The Battle of the Roses also known as The Rugby Match or The Roses Match is an 1895 portrait by artist William Barnes Wollen. It is based on the rugby union match between the representative sides of Yorkshire and Lancashire played at Fallowfield, Manchester on 24 November 1894. It depicts the Yorkshire team in the all-white strip attacking while the Lancashire team in the hooped red and white jerseys and black shorts try to prevent a pass being made. The action on the pitch takes place in front of a packed stadium.

==History==
The painting was commissioned by Newcastle-on-Tyne based partnership of Mawson, Swan & Morgan and it was completed by Wollen in 1895 and was exhibited at the 1896 Royal Academy Summer Exhibition (catalogue number 673). Many of the players sat specially for Wollen while other players were based on previous portraits of them. It was one of the pieces selected to appear in Cassell's Royal Academy Pictures 1896 edition. Subsequent to the Royal Academy exhibition the portrait is known to have been on display in West Yorkshire and Newcastle in 1896–1898 but the subsequent whereabouts of the portrait are unknown until 1957 when members of the Yorkshire Rugby Football Union found the portrait in a second-hand shop in Newcastle. They bought the picture for £25 and it was displayed in the Otley R.U.F.C. clubhouse until the 1960s when it was moved to its current location in the West stand at Twickenham Stadium.

==Ghost legend==
The picture was cleaned and restored by specialist Denis Bynon. Examined under a specific light showed overpaint on the picture at this time to show that at least one player who has subsequently been overpainted from the picture. One suggestion made was that Wollen painted out players who, in 1895, took part in the schism of rugby and left rugby union to join the Northern Rugby Football Union (later to become the Rugby Football League). The story of these ghosts took root and was repeated as the truth on TV and in the press until it was pointed out that had Wollen painted out all the players who moved codes that there would only be a couple of players left in the picture. Other suggestions are that the painter forgot to include the referee in the original and simply chose to replace one of the players with the referee figure or that the players were expected to make a financial donation to appear in the picture and the one who didn't pay up was removed from the final portrait. None of these suggestions has ever been substantiated and Wollen's motives for the changes are unknown.

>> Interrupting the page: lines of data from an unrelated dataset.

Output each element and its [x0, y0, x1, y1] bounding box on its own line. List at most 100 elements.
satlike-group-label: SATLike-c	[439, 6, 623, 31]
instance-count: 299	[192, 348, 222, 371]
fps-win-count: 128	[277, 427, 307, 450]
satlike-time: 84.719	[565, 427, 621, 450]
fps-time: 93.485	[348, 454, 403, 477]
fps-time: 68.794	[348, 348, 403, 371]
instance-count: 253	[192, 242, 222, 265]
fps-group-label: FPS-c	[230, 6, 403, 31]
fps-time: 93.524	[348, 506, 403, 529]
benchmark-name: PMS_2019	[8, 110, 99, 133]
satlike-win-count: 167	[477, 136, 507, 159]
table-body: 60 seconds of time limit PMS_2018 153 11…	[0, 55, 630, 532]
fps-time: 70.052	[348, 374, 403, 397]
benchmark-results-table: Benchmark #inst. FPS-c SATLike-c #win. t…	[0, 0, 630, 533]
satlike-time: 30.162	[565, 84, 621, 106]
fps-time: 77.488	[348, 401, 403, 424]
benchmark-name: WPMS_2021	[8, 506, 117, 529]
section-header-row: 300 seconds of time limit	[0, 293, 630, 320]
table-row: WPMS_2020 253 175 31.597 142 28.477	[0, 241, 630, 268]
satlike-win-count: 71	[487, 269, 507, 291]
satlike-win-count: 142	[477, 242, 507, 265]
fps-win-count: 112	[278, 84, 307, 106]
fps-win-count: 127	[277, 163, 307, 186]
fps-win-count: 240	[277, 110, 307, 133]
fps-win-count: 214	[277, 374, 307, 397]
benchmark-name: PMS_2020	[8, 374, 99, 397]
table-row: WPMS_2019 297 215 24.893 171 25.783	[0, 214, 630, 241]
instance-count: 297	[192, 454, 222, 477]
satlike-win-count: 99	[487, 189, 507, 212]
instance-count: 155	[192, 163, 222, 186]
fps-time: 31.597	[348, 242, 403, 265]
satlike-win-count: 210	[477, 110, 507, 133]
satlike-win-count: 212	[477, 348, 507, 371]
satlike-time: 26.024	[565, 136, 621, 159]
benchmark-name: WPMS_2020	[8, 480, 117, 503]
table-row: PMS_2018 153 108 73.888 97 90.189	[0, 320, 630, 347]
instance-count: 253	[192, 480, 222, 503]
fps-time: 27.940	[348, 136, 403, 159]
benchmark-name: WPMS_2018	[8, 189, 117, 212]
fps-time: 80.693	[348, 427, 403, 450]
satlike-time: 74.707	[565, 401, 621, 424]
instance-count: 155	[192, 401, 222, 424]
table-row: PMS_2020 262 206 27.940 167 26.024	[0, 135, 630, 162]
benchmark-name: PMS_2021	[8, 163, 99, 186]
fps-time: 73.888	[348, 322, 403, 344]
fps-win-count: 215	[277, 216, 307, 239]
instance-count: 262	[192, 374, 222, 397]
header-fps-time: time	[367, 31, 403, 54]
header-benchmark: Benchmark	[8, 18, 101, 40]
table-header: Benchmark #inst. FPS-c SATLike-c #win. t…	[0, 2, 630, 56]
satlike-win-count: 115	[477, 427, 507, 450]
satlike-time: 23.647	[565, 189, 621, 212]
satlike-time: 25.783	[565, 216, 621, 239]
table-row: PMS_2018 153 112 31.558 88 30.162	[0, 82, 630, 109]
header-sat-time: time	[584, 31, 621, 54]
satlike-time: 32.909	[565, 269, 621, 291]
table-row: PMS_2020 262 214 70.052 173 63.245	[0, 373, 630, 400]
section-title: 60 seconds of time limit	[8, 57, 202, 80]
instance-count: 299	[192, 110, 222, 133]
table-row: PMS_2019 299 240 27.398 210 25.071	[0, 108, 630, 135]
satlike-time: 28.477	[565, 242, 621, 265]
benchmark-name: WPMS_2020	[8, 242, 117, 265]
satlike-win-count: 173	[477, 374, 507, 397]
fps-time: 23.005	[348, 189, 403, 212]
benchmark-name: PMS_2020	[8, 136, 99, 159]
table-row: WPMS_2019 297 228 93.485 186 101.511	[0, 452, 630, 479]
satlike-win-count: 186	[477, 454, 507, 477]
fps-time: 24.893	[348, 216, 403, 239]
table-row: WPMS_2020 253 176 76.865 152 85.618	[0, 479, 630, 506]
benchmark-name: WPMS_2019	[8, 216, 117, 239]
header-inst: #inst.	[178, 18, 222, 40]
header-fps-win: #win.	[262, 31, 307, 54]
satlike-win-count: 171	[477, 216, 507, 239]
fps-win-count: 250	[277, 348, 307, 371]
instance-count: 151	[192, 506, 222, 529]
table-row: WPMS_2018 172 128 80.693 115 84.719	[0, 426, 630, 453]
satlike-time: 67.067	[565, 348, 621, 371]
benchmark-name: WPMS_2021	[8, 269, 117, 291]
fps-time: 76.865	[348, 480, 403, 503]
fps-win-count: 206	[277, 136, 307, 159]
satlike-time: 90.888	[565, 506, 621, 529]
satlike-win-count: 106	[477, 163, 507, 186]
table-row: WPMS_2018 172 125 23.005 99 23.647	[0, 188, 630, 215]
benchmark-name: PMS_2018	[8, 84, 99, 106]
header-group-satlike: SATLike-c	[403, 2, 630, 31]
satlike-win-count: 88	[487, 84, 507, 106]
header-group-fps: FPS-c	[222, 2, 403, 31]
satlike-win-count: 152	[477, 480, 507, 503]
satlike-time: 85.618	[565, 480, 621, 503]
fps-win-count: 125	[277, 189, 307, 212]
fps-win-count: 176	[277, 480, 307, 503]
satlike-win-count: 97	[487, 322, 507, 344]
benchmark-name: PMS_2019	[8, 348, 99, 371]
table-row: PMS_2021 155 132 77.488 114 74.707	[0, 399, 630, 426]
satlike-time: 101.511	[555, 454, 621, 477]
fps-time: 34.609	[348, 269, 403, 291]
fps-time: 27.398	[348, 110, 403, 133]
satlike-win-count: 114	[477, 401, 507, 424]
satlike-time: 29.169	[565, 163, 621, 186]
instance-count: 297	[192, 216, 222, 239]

==Accuracy and 2020 reappraisal==
Until 2020 historians, including rugby specialist Tony Collins, considered that the picture featured the rugby union match between the representative sides of Yorkshire and Lancashire played at Park Avenue, Bradford on 25 November 1893 but noted that at least 11 of the players in the picture have been identified as taking part in the 1893 match but others who have been identified didn't, most notably Alf Barraclough, the player making the pass, and Thomas Dobson, the rightmost player in the picture. The referee in the picture has been identified as George Rowland Hill then the secretary of the Rugby Football Union but the actual referee of the game was T Potts from Durham.

With the greater availability of contemporary newspapers for study Collins is now of the opinion that the painting is based on the game between the two counties at Fallowfield stadium, Manchester on 24 November 1894. A review of the painting while it was on public display in Huddersfield in 1896 gives a full description of the painting identifying many of the players illustrated, the match, location and the identity of many rugby officials who appear in the crowd. One remaining discrepancy is the referee as match reports record the referee as Irish referee, R. G. Warren.